The Vanderbilts were different from you and me, at least after Cornelius, a self-made man who transformed a ferry business he began in 1810 with $100 into a shipping and railroad empire and became the country's richest man.

By the time his grandson Cornelius 2d was a grown man, the family had become as royal as you can get in this country, and the house he commissioned in 1892, the Breakers, became the largest and most sumptuous of the summer cottages in Newport, R.I. Palace is a more appropriate word for the Breakers, which took its inspiration from the Italian Renaissance and kept going from there.

It may or may not be true that the structure Ira Rennert has commissioned in Sagaponack will be the largest single-family house in the country, but it certainly isn't the largest ever built. Comparatively, it isn't even all that large.

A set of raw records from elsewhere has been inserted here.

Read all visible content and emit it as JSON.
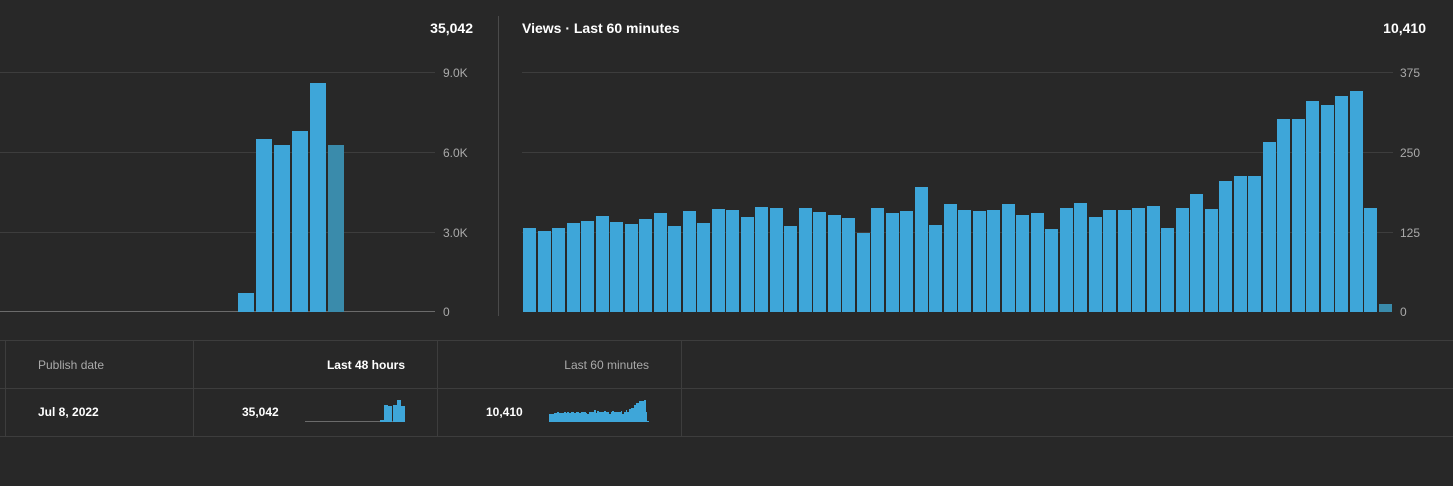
{
  "left_chart": {
    "total": "35,042",
    "ticks": [
      "9.0K",
      "6.0K",
      "3.0K",
      "0"
    ]
  },
  "right_chart": {
    "title": "Views · Last 60 minutes",
    "total": "10,410",
    "ticks": [
      "375",
      "250",
      "125",
      "0"
    ]
  },
  "table": {
    "headers": {
      "publish_date": "Publish date",
      "last_48": "Last 48 hours",
      "last_60": "Last 60 minutes"
    },
    "row": {
      "publish_date": "Jul 8, 2022",
      "views_48": "35,042",
      "views_60": "10,410"
    }
  },
  "colors": {
    "bar": "#3ea6d9",
    "bar_current": "#3a8bab",
    "background": "#282828"
  },
  "chart_data": [
    {
      "type": "bar",
      "title": "",
      "ylim": [
        0,
        9000
      ],
      "y_ticks": [
        0,
        3000,
        6000,
        9000
      ],
      "values": [
        0,
        0,
        0,
        0,
        0,
        0,
        0,
        0,
        0,
        0,
        0,
        0,
        0,
        0,
        0,
        0,
        0,
        0,
        700,
        6500,
        6250,
        6800,
        8600,
        6250
      ],
      "current_index": 23,
      "total": 35042
    },
    {
      "type": "bar",
      "title": "Views · Last 60 minutes",
      "ylim": [
        0,
        375
      ],
      "y_ticks": [
        0,
        125,
        250,
        375
      ],
      "values": [
        131,
        127,
        132,
        139,
        142,
        150,
        141,
        137,
        146,
        155,
        134,
        158,
        139,
        161,
        160,
        148,
        164,
        162,
        134,
        163,
        156,
        151,
        147,
        124,
        163,
        155,
        158,
        195,
        136,
        169,
        160,
        158,
        159,
        169,
        152,
        155,
        129,
        162,
        171,
        149,
        160,
        160,
        163,
        166,
        131,
        162,
        184,
        161,
        205,
        213,
        212,
        265,
        301,
        302,
        329,
        324,
        337,
        345,
        163,
        13
      ],
      "current_index": 59,
      "total": 10410
    }
  ],
  "sparklines": {
    "last_48": [
      0,
      0,
      0,
      0,
      0,
      0,
      0,
      0,
      0,
      0,
      0,
      0,
      0,
      0,
      0,
      0,
      0,
      0,
      700,
      6500,
      6250,
      6800,
      8600,
      6250
    ],
    "last_60": [
      131,
      127,
      132,
      139,
      142,
      150,
      141,
      137,
      146,
      155,
      134,
      158,
      139,
      161,
      160,
      148,
      164,
      162,
      134,
      163,
      156,
      151,
      147,
      124,
      163,
      155,
      158,
      195,
      136,
      169,
      160,
      158,
      159,
      169,
      152,
      155,
      129,
      162,
      171,
      149,
      160,
      160,
      163,
      166,
      131,
      162,
      184,
      161,
      205,
      213,
      212,
      265,
      301,
      302,
      329,
      324,
      337,
      345,
      163,
      13
    ]
  }
}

The Breakers is a three-story mansion of 138,000 square feet, compared to the Rennerts' main house of 66,000 square feet, and that doesn't include the stables, with room for 26 horses, numerous carriages, and accommodations for a dozen grooms, the greenhouses, the one-story children's house, the caretaker's cottage with its separate furnace wing, or the ice house.

The total square footage of the accessory structures wasn't immediately available; suffice it to say it would dwarf the Rennert compound's 100,000 square feet.

A spokeswoman for the Preservation Society of Newport County also explained that the square footage of the Breakers includes the attic, but that there was no second story (and therefore no floor space) to be counted over the Great Hall or formal dining room.

The Breakers was, as the Rennerts' is said to be, a summer residence. It has only 14 bedrooms exclusive of servants quarters, though, in comparison to 25 at the Rennerts', and only 23 bathrooms in comparison to the Rennerts' 33, but then the Rennert house is not expected to have 27 fireplaces as the Breakers does.

For all its excessiveness, the Breakers is a lot smaller than some other Vanderbilt mansions. It has only 70 rooms, albeit some excessively large ones, compared to Cornelius 2d's Manhattan palace, a 150-room mansion at Fifth Avenue and 57th Street, or Biltmore House, which was built by his brother, George Washington Vanderbilt, in 1895. Although it has not been used as a home since 1957, Biltmore still is billed as the largest private residence in the United States.

The Biltmore and the Breakers, like other grand mansions of the Gilded Age, are museums now. But they do help put Ira Rennert's Fair Field into perspective.